I giorni sono volati, dicevo, anche se quelli passati all'ospedale sono stati densi. Ogni minuto è strisciato via al tempo, con una lentezza viscosa, quasi annoiato. Come noi, con quella noia e quel tedio, che si mescolavano alla preoccupazione. Ma via a questo non ci voglio nemmeno pensare, come dicevo, sembra che vada tutto bene. Passano veloci persino quelle ore notturne, quando Tea attacca con dedizione e impegno, il suo turno da nottambula. Si dorme poco, è vero. Si pensa tanto, e questo è il lato buono. Anche se i pensieri la notte, sono spesso troppo in bilico e cedono facilmente il passo a qualche paranoia. Non smetterò mai di essere ansioso, ahimé!, - e ahité!, Tea - e poi non credo che sia questo il momento per farlo.
Lo smartphone che ho sempre in mano, in questo m'aiuta a metà, perché se è vero che ci si può consolare per ogni dubbio e trovare ampio campo di risposta, è altrettanto vero che a quel dubbio di solito nelle risposte intercettate si amplifica con altri. Si va d'istinto, più o meno, comunque. Come hanno fatto tutti, come fate tutti. La natura è straordinaria: quando leggevo che i genitori già nelle prime settimane riescono a capire - prendete con le pinze - il tipo di pianto dei figli, non ci avrei mai creduto. Adesso non voglio fare quello che, ma più o meno riesco a dare un'interpretazione veritiera del se piange per noia o ricerca d'attenzione, per fame, perché deve essere cambiata o per qualche doloretto. Oppure lei è benevola e ci accontenta: nel senso che fa finta che quando interveniamo, poi vada bene.

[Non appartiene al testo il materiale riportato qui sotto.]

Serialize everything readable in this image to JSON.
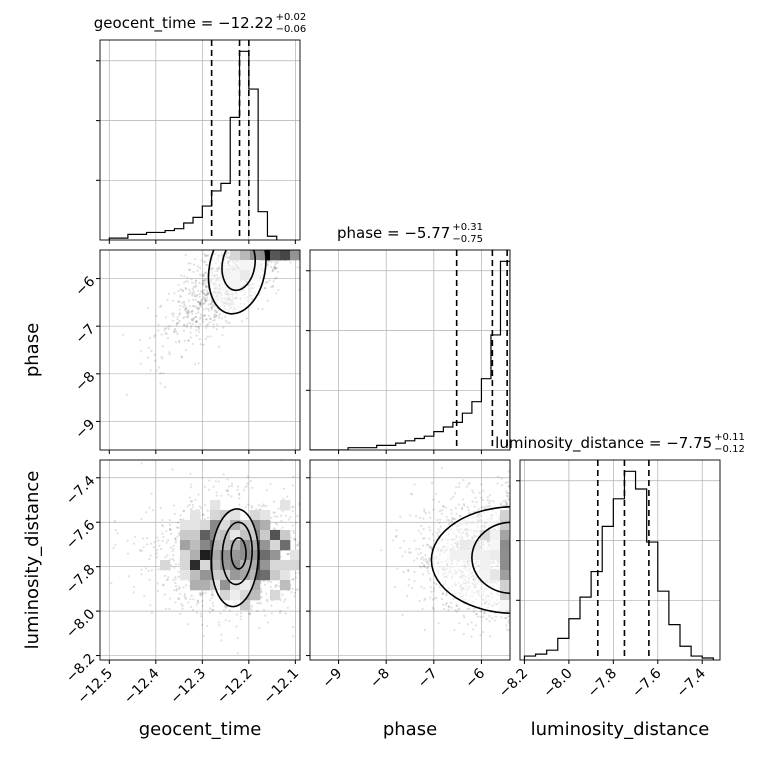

Così, per farci credere dei buoni genitori. Noi ci proviamo, però.
Il dolore: credo che Tea non abbia mai ben distinto cosa sia o non sia. Dicono che nascere è uno dei passaggi cruciali della nostra vita. Scavalcare verso quella vita è un'esperienza traumatica e dolorosa, figurarsi se dopo nemmeno un secondo in questo mondo ti ritrovi con un braccio rotto?! Chissà che cosa avrà provato è una delle domande con cui mi sparanoio in notturna, adesso visto che questo blog serve anche da psicoanalisi gratuita - per me - ve la rigiro.
Tornando al discorso della natura e della sintonia che si crea tra noi (genitori) e loro (figlio), c'è un aspetto su cui abbiamo riflettuto parecchio con Dan - e anche di giorno, liberi dal buio. E riguarda il fatto che sembra assurdo pensare che tua figlia è una persona di cui ti innamori appena la conosci. Non esiste niente di simile - e non pensate ai colpi di fulmine - perché in fin dei conti con tutti gli affetti della nostra vita, il percorso è più o meno lungo, segnato dal tempo e dalla condivisione. Pensate agli amici, agli amori, perfino ai genitori: quell'amore si costruisce negli anni. Con un figlio non è così. Lo ami da dieci secondo dopo che è atterrato in questo pianeta.
Poi, che c'entra: quando non dorme un bel vaffanculo ti esce, ma con amore éh!
p.s. su 'sto post, c'è una serie di cose mischiate, buttate là, tipo spunti, che varrebbero ognuna un tomo di mille pagine. Ma rappresenta bene quel che mi sento in questi giorni. Un miscuglio di sentimenti e di emozioni, di paure e ansie, di gioie e stanchezza. E so che è così che deve essere.